During the time of World War II, the successor of the Gold Standard, Bretton Woods was introduced. But with its collapse in 1971, money began to float freely again. By 1973, the state control over foreign exchange ended paving way for complete exchange and a free market. Currently, forex has established itself as the biggest financial market with over $ 4 trillion traded in the forex market per day. But what exactly is forex trade?
What is forex trading?
Forex can be considered as a network of buyers and sellers who exchange currency for a variety of reasons. While many of the exchanges are done for practical reasons like trade, tourism, and commerce, the majority of exchanges are made for making a profit by speculating the currency prices.
By exchanging one currency for the other, a trader will be predicting or speculating whether the value of a currency will rise or fall.
Currencies are always traded in pairs whose value is influenced by a variety of factors like traded flow, economic, and political events that affect the demand and supply of the currency. These events make some currencies highly volatile and it is this volatility that opens new opportunities for traders.

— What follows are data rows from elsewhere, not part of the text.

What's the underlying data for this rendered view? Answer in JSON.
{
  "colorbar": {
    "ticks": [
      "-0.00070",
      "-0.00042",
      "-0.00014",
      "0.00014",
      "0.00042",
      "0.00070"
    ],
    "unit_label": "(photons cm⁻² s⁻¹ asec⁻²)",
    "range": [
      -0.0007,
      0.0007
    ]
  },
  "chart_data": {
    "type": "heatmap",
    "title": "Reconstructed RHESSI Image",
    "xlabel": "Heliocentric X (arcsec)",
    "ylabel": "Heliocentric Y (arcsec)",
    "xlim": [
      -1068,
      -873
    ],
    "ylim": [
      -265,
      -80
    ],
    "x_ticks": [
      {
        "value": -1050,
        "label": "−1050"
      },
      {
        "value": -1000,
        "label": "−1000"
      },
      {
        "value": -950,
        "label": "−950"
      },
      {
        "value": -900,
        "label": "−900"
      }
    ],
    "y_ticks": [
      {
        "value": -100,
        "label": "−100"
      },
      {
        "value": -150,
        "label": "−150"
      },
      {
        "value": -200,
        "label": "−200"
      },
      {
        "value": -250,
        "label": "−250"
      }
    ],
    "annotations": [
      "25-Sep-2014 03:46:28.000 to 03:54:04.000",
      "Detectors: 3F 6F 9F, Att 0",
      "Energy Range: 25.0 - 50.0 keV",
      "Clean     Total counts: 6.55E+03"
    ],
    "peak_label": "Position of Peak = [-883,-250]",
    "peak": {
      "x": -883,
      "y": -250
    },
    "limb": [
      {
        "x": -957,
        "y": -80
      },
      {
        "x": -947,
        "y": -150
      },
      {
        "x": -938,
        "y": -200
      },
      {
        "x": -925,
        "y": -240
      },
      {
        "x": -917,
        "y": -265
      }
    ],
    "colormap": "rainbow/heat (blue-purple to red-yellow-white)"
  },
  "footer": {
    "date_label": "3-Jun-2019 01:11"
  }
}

How does Forex trading work?
While there are many ways to trade forex, they all work in the same basic way: buying one currency and purchasing another. Even though they may look similar to buying and selling of stocks, forex trading is done in pairs such as euro/ U.S. dollar. Here you will sell one currency and buy another and will earn a profit if the price of the currency you bought goes up against the one you sold.
Forex trading was generally done through a forex broker. But with the dawn of online trading platforms, you can now take the benefits of forex price movements through leverage products like CFDs. By using the derivatives like CFD trading, you will be able to take a position on your speculation, whether the market will rise or fall.
While leverage products can boost your profit, it will also increase your loss if the forex market movement is against you. Even though forex trading looks daunting, by following these simple steps you can take your first steps.
Choose the method in which you like to do forex trading
Many forex trading happens between many financial institutions like banks. But for an individual trader, there are two major ways to do forex trading: forex CFDs and trading through a broker. For trading forex, choose the method that suits your style and needs.
Understand how the forex market works
When thinking of trading in forex, you need to learn how the market works. Unlike the traditional exchange-based systems, forex is sold and purchased through a network of banks, called an over-the-counter or OTC market.
Open an account
You will have to open an account with the help of a leverage provider if you are planning to trade through CFDs. Opening an account is quite easy and you won’t be asked to pay funds unless you want to trade.
Make a plan for trading
One of the most important steps in trading is to build a plan, especially if you are new to the platform. A good plan will keep your emotions in check and will help you make rational decisions. You can also incorporate a forex strategy which will help you find opportunities in the market. Once
you make a trading strategy, use the technical tools in which you want to trade. While making a plan, understand the economic announcement and upcoming event that is likely to cause volatility.
Choose your forex platform
Choose the platform on which you would like to trade. A forex trading platform like RoboForex that enables test trading on a forex demo account without investing your own money is a great platform for you to start forex trading. Using these accounts you can test your trading strategies and benefits from cashback programs.
Monitor and close your first position
Once you have selected the platform, you are ready to trade. Open the deal ticket where you can see the buy and sell prices. Based on this, you can decide the size of your position and add limits to close your trade. Press buy or sell if you want to open a long position or a short one respectively. Monitor your position and decide when you want to close it.
Understand what forex trade is and how it works to make the most out of your forex trade.